Forty to fifty contractors will be cut, but no offices will close, and no staffers will lose their jobs, the nation’s comptroller general and head of the Government Accountability Office (GAO), Gene L. Doadaro, said in a message to staff detailing how the auditor’s office will implement steep budget cuts.

The action marks the second time this week observers had to warn that the federal government could soon have less of a handle on its money than ever, and that cuts to enforcement and oversight departments could inadvertently add to the national debt.

The IRS had warned on Monday that proposed cuts at the IRS would reduce the number of agents dedicated to recovering unpaid taxes.

The GAO, the government’s fiscal watchdog which reviews operations and identifies overlap, mismanagement and conflict of interest, weathered a $10 million cut in fiscal 2011 and tentative plans by House and Senate Republicans would cut an additional $35 million to $42 million from next year’s budget. The cuts resulted in a hiring freeze for most positions, which will decrease its workforce by 375 by the end of the next fiscal year, accomplishing $21 million in savings.

In fiscal 2010, the GAO identified $49.9 billion in potential savings, or an $87 return for every dollar spent on the agency.

The agency will further reduce expenses by cutting travel; employee benefits including a student loan repayment program; and closing two of its libraries.

But none of the agency’s satellite offices will close, which is how cuts in previous years had been accomplished.

“We’re delighted,” said union President Ronald La Due Lake. “A lot of the anxiety was about field office closures.”

The employees’ union had negotiated an agreement in recent days that would have allowed workers at remote offices that were closed to choose to relocate to Washington, D.C., at their own expense to keep their jobs.

As the government has sprawled in size, mechanisms for policing it are smaller than ever.
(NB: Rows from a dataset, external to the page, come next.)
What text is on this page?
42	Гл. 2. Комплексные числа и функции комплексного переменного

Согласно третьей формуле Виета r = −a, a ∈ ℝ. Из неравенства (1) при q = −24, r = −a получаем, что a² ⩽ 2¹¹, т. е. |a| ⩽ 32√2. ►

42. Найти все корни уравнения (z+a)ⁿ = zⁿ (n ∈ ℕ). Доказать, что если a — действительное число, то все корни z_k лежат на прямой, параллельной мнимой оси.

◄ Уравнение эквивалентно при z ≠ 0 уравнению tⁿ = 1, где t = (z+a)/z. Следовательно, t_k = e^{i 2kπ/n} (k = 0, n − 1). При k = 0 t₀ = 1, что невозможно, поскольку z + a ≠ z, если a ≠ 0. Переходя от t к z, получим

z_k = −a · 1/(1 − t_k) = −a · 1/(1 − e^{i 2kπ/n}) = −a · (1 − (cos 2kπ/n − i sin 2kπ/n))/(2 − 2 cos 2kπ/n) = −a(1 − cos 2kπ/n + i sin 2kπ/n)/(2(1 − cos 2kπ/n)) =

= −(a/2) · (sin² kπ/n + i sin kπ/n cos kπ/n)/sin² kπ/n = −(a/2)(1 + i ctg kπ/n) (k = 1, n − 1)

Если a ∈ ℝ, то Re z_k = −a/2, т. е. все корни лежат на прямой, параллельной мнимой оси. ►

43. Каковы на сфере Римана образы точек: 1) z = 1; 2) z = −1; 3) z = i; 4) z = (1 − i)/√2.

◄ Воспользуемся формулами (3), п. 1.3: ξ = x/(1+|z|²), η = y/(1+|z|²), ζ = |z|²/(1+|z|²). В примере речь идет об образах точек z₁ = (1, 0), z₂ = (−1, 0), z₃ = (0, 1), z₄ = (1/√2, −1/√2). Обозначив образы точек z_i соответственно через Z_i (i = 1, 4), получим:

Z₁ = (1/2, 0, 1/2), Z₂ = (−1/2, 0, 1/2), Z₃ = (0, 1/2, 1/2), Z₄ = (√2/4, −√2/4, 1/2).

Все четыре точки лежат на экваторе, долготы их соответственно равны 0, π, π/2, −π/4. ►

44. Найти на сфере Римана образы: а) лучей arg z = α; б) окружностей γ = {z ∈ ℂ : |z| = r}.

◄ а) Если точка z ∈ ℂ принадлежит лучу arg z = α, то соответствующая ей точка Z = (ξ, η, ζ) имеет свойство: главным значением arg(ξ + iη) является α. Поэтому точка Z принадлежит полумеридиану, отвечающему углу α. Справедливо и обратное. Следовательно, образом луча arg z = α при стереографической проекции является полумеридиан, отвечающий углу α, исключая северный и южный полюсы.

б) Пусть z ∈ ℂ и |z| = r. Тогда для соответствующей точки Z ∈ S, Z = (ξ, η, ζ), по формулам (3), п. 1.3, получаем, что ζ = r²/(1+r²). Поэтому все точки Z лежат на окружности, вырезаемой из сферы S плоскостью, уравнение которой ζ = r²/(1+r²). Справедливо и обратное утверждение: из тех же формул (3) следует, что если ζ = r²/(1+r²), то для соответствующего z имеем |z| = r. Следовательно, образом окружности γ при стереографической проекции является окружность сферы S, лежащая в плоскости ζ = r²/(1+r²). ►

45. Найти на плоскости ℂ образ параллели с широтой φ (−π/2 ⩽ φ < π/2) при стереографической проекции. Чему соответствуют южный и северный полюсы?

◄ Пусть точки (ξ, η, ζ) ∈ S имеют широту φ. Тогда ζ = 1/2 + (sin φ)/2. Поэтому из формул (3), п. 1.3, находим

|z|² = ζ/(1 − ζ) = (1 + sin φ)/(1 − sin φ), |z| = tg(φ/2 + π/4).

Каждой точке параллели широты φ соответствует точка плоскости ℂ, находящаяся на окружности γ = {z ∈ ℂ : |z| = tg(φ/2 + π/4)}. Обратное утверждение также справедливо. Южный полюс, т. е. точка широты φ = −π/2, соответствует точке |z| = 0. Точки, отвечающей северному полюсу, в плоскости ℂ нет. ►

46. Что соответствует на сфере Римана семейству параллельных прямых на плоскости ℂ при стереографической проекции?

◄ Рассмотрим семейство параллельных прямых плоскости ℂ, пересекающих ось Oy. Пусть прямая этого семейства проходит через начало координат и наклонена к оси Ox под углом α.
The GAO had 5,300 employees in 1979, and fewer than 3,200 in 2009, according to an analysis by the Brookings Institution and the Sunlight Foundation. During that time, the amount of spending to be monitored, adjusted for inflation, increased from $1.3 trillion to $3.1 trillion, Congressional Budget Office figures show.

Lawmakers also want analysts to begin providing a cost-benefit analysis to each of its studies - essentially an audit of an audit. That would mean an increase in the workload, which could raise the cost of the studies and discourage lawmakers making decisions on how billions of dollars are spent in seeking them.

Budget hawks were also concerned this week that cuts to the Internal Revenue Service’s (IRS) enforcement division would have a similar effect.

On Monday, IRS Commissioner Douglas H. Shulman sent a letter to congressional committees warning that proposed cuts of hundreds of millions of dollars to the agency would directly reduce the number of agents dedicated to recovering unpaid taxes, resulting in $4 billion in lost revenue.

The money lost by a diminished enforcement department will outweigh the savings by a factor of seven and “will result in a direct increase to the nation’s deficit,” Mr. Shulman wrote.